Retargeting aims at adapting an original high-resolution photo/video to a low-resolution screen with an arbitrary aspect ratio. Conventional approaches are generally based on desktop PCs, since the computation might be intolerable for mobile platforms (especially when retargeting videos). Besides, only low-level visual features are exploited typically, whereas human visual perception is not well encoded. In this paper, we propose a novel retargeting framework which fast shrinks photo/video by leveraging human gaze behavior. Specifically, we first derive a geometry-preserved graph ranking algorithm, which efficiently selects a few salient object patches to mimic human gaze shifting path (GSP) when viewing each scenery. Afterward, an aggregation-based CNN is developed to hierarchically learn the deep representation for each GSP. Based on this, a probabilistic model is developed to learn the priors of the training photos which are marked as aesthetically-pleasing by professional photographers. We utilize the learned priors to efficiently shrink the corresponding GSP of a retargeted photo/video to be maximally similar to those from the training photos.
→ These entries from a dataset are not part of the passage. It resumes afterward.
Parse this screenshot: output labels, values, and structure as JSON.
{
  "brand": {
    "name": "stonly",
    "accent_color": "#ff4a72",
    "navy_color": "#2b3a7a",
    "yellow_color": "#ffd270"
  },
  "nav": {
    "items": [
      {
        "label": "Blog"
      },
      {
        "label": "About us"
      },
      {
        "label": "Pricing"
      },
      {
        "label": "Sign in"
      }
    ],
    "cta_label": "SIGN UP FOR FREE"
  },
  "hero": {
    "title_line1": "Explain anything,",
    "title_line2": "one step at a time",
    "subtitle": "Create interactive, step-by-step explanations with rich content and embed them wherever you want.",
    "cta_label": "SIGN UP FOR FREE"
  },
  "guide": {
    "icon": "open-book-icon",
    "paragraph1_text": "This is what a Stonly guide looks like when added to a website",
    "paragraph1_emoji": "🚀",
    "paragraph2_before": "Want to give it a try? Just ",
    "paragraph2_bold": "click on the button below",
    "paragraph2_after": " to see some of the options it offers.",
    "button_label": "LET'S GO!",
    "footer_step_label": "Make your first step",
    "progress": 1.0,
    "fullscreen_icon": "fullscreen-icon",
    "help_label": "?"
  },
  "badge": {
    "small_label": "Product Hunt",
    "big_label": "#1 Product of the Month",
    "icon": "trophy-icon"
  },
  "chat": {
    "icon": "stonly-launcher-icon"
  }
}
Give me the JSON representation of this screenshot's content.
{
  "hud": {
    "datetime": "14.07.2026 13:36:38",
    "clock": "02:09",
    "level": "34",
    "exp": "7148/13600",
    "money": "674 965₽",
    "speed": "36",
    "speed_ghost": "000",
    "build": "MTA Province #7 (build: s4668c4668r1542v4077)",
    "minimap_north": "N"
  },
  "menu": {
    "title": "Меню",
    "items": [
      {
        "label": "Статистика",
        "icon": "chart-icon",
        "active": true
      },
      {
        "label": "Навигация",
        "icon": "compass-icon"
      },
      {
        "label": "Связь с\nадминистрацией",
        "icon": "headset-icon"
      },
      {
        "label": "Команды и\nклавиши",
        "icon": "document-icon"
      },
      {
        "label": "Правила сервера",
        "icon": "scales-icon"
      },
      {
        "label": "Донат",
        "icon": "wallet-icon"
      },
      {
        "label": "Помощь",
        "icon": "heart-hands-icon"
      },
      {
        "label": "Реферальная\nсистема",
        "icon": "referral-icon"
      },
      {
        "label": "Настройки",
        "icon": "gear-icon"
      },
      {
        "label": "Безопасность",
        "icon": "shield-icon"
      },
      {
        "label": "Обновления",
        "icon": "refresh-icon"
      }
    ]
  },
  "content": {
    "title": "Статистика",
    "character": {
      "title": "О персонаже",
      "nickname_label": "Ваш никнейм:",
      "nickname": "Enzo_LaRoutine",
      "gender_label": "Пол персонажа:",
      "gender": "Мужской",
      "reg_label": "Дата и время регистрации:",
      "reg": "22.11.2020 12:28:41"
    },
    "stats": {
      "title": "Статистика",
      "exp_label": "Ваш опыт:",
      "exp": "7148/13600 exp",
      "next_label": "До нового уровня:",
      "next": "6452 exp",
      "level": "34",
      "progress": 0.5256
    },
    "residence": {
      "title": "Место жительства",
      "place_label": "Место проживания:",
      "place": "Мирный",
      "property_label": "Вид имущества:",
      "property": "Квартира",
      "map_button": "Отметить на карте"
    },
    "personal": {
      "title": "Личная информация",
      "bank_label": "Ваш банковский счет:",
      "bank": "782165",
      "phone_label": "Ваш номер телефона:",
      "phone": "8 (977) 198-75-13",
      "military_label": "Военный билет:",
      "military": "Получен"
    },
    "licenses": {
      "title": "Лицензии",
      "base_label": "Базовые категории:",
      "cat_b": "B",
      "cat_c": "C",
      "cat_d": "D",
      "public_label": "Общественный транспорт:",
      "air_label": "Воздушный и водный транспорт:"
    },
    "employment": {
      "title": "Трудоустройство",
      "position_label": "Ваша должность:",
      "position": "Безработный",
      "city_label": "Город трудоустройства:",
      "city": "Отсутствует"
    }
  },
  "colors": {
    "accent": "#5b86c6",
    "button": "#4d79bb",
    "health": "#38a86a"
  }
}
Extensive experiments have demonstrated that: 1) our method consumes less than 35ms to retarget a 1024 × 768 photo (or a 1280 × 720 video frame) on popular iOS/Android devices, which is orders of magnitude faster than the conventional retargeting algorithms; 2) the retargeted photos/videos produced by our method outperform its competitors significantly based on the paired-comparison-based user study; and 3) the learned GSPs are highly indicative of human visual attention according to the human eye tracking experiments.